In today's real-life situation there are 15-20 alternative choices with varying competitive prior experiences coming from their earlier forecasts like today's. (They are available by subscription at our website, blockdesk.com)
Only one has demonstrated comparable annual rates of gain, but has 4/10ths of its forecast range to the downside instead of DZK's only 1/10th. One other equity has an 18% upside target with a 97 / 100 win rate but averaged longer holding periods that reduced its pace of wealth building from DZK's +250% rate to "only" +150%. Another has had worst-case price drawdowns of only -4% with a current upside prospect of +14%, yet has only demonstrated net gains smaller than its present sell-target objective. Still, it has had net gains large enough to build wealth at a +200% rate.
Many dimensions can, and should, enter into a capital commitment decision.
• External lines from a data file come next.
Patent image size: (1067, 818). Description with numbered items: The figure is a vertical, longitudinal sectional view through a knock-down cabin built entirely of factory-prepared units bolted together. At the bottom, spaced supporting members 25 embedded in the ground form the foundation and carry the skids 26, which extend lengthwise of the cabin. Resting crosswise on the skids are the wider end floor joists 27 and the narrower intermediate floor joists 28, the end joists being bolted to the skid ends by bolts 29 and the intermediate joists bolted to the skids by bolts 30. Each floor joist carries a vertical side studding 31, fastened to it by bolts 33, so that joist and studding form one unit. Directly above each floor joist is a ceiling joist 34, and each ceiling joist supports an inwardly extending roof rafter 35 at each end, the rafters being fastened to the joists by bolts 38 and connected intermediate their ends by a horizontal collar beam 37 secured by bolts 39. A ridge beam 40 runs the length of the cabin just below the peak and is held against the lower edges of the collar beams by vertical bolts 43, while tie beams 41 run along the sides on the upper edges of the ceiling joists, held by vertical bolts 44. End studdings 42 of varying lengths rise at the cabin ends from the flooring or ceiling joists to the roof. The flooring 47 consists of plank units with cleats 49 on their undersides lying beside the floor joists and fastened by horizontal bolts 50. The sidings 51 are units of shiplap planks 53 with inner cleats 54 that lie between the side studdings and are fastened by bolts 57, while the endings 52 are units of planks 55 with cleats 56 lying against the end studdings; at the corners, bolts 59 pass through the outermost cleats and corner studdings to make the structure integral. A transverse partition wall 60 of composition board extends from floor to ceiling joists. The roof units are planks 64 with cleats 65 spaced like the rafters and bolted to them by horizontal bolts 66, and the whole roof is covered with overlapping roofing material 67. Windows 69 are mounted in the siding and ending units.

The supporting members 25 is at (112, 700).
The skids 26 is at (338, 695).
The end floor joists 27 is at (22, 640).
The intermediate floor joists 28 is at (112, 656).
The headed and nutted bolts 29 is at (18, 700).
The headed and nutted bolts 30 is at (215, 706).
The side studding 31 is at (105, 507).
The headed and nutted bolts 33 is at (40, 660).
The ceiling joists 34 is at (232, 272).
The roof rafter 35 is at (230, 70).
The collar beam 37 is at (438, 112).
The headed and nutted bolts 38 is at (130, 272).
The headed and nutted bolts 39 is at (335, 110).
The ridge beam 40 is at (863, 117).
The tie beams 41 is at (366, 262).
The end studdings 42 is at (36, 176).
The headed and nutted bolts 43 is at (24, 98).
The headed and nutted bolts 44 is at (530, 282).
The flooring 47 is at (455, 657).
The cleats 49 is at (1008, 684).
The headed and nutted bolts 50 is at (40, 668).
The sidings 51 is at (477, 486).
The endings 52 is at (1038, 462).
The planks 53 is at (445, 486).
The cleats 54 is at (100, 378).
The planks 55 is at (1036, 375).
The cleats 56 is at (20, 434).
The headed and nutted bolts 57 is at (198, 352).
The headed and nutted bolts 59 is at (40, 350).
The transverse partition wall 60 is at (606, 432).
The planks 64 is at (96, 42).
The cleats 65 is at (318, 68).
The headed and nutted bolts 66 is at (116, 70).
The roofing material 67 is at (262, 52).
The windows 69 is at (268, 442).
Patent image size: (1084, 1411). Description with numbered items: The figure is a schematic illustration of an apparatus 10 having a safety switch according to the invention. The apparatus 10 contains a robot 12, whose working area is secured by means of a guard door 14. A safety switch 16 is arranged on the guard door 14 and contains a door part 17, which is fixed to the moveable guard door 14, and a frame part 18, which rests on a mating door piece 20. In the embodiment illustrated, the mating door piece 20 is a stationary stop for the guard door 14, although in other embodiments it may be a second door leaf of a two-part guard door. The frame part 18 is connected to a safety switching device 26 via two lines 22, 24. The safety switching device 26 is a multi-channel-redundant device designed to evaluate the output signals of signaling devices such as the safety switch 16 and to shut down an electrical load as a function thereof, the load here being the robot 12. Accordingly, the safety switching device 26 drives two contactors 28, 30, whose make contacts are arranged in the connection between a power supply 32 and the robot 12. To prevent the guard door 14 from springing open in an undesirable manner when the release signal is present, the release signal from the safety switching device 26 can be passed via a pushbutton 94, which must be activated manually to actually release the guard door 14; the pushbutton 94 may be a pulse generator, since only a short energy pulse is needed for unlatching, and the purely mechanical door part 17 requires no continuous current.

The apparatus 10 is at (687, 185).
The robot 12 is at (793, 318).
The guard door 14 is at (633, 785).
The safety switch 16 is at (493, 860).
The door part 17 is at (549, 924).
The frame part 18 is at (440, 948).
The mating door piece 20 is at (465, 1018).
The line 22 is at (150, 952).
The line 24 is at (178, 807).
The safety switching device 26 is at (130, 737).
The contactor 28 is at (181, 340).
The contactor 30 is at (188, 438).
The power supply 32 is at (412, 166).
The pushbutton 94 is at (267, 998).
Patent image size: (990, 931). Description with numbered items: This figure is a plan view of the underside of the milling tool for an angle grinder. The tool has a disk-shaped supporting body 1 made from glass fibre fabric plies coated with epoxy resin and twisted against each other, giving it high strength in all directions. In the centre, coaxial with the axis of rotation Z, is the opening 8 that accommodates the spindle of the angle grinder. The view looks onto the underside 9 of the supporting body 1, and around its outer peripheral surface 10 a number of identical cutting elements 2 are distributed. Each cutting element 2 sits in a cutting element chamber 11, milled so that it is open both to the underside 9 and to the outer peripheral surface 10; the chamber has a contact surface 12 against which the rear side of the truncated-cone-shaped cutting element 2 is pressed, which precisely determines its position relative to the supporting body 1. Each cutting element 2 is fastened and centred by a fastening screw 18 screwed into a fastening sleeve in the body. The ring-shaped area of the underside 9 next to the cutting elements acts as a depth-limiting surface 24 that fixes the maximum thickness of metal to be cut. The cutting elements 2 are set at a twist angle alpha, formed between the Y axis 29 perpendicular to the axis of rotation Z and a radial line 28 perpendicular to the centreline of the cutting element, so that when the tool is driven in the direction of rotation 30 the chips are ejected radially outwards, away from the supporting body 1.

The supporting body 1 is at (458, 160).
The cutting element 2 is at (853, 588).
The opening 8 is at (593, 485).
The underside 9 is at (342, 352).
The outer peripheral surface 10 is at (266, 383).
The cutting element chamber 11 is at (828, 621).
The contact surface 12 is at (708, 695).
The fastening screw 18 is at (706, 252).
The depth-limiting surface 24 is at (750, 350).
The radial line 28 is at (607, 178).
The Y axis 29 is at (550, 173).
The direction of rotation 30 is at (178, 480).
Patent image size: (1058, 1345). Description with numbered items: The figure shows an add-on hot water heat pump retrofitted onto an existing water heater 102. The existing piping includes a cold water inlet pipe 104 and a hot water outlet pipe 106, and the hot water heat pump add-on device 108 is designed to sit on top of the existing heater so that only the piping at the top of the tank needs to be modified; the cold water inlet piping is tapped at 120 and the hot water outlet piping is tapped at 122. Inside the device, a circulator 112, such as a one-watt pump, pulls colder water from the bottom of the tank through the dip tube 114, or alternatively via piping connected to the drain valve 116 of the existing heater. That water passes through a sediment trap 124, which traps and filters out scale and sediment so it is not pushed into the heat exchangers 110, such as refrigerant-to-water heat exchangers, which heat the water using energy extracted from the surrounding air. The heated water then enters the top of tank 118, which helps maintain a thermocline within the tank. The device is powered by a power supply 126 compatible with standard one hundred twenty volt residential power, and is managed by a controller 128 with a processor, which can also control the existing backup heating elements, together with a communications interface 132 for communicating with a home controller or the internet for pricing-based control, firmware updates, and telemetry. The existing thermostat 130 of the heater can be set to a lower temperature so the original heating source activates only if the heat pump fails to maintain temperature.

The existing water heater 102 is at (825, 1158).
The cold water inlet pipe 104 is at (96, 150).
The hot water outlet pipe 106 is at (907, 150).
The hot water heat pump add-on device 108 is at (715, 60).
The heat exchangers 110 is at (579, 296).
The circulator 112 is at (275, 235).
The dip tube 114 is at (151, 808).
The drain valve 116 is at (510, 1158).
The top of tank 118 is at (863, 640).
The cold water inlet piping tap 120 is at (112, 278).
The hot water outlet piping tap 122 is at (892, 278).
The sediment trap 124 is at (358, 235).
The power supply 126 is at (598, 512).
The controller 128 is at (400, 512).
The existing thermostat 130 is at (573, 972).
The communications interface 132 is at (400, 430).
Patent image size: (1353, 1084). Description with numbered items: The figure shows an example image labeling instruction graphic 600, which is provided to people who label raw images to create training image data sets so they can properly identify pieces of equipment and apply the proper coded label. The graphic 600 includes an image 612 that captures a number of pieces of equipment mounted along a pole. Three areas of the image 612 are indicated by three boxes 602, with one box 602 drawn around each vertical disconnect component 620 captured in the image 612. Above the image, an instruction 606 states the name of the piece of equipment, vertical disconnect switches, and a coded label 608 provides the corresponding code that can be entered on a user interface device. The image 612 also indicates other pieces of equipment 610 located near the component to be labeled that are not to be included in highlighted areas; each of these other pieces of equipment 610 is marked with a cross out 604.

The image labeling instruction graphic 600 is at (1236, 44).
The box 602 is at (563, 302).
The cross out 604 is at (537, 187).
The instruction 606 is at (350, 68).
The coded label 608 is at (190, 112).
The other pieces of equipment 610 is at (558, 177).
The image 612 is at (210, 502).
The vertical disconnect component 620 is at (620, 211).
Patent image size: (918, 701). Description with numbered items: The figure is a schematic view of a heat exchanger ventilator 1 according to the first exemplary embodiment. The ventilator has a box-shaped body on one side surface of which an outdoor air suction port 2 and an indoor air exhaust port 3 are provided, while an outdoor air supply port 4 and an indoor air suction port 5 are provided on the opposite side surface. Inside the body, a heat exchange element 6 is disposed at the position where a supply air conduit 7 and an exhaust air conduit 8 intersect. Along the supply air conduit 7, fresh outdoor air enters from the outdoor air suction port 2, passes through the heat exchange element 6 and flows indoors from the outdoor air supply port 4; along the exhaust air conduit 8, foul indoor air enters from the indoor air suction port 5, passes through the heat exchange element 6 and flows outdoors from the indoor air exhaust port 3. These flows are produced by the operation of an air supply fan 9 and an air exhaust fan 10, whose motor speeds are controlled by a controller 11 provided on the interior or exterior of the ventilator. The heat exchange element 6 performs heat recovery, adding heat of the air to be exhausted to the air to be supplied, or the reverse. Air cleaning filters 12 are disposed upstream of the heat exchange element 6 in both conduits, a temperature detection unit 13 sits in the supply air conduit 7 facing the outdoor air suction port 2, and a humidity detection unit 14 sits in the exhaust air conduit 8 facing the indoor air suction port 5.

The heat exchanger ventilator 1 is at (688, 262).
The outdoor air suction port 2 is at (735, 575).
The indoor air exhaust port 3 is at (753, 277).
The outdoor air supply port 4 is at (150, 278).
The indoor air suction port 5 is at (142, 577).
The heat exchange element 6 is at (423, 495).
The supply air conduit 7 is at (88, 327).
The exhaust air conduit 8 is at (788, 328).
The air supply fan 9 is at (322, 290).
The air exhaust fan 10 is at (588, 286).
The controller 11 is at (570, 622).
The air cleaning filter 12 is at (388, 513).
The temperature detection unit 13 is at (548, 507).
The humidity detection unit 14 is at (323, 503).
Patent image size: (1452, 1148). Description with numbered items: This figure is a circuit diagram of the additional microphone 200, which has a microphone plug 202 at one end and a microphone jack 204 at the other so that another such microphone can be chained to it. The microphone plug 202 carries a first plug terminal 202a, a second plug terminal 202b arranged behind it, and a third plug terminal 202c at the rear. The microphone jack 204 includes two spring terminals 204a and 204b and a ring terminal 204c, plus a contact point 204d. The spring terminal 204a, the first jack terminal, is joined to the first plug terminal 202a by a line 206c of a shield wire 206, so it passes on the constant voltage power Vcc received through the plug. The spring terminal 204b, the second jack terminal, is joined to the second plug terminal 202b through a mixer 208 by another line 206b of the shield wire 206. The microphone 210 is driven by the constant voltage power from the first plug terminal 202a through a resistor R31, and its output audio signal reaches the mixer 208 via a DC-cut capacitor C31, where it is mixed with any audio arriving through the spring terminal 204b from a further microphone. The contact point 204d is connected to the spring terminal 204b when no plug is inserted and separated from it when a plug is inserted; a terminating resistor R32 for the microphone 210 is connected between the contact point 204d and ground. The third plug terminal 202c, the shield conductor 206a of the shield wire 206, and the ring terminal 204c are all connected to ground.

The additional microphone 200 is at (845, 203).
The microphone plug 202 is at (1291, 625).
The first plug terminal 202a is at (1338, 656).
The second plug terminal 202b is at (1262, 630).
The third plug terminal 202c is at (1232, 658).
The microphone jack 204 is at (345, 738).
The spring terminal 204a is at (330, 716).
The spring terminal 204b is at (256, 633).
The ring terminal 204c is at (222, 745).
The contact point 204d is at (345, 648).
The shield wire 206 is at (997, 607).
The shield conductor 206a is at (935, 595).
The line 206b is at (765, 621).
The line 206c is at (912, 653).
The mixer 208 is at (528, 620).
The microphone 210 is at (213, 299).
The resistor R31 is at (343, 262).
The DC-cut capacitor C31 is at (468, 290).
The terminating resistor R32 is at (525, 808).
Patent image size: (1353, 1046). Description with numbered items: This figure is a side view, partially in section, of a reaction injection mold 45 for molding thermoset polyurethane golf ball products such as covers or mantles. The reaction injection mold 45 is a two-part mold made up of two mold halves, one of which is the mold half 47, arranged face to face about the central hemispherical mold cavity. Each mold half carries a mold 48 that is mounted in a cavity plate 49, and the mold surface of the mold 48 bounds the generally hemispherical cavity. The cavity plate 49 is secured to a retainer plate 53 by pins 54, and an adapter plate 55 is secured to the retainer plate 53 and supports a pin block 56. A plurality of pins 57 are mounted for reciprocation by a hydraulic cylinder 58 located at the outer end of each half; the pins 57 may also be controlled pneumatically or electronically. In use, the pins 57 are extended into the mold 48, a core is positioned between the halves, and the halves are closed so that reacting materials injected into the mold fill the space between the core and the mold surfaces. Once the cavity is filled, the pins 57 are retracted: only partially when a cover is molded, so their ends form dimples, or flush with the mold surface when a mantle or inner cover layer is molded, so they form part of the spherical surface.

But they should be the investor's choice, since he/she has to live with them, particularly when market prices are not behaving as desired. Those stress situations are where discipline is most likely to break down and mistakes get made.
Perspective needs to be personal. Easiest to have for the individual investor, hardest to develop among an investment committee. But essential in both cases. A DZK buy here is quite logical and attractive from several points of view.
Disclosure: The author has no positions in any stocks mentioned, and no plans to initiate any positions within the next 72 hours. The author wrote this article themselves, and it expresses their own opinions. The author is not receiving compensation for it (other than from Seeking Alpha). The author has no business relationship with any company whose stock is mentioned in this article.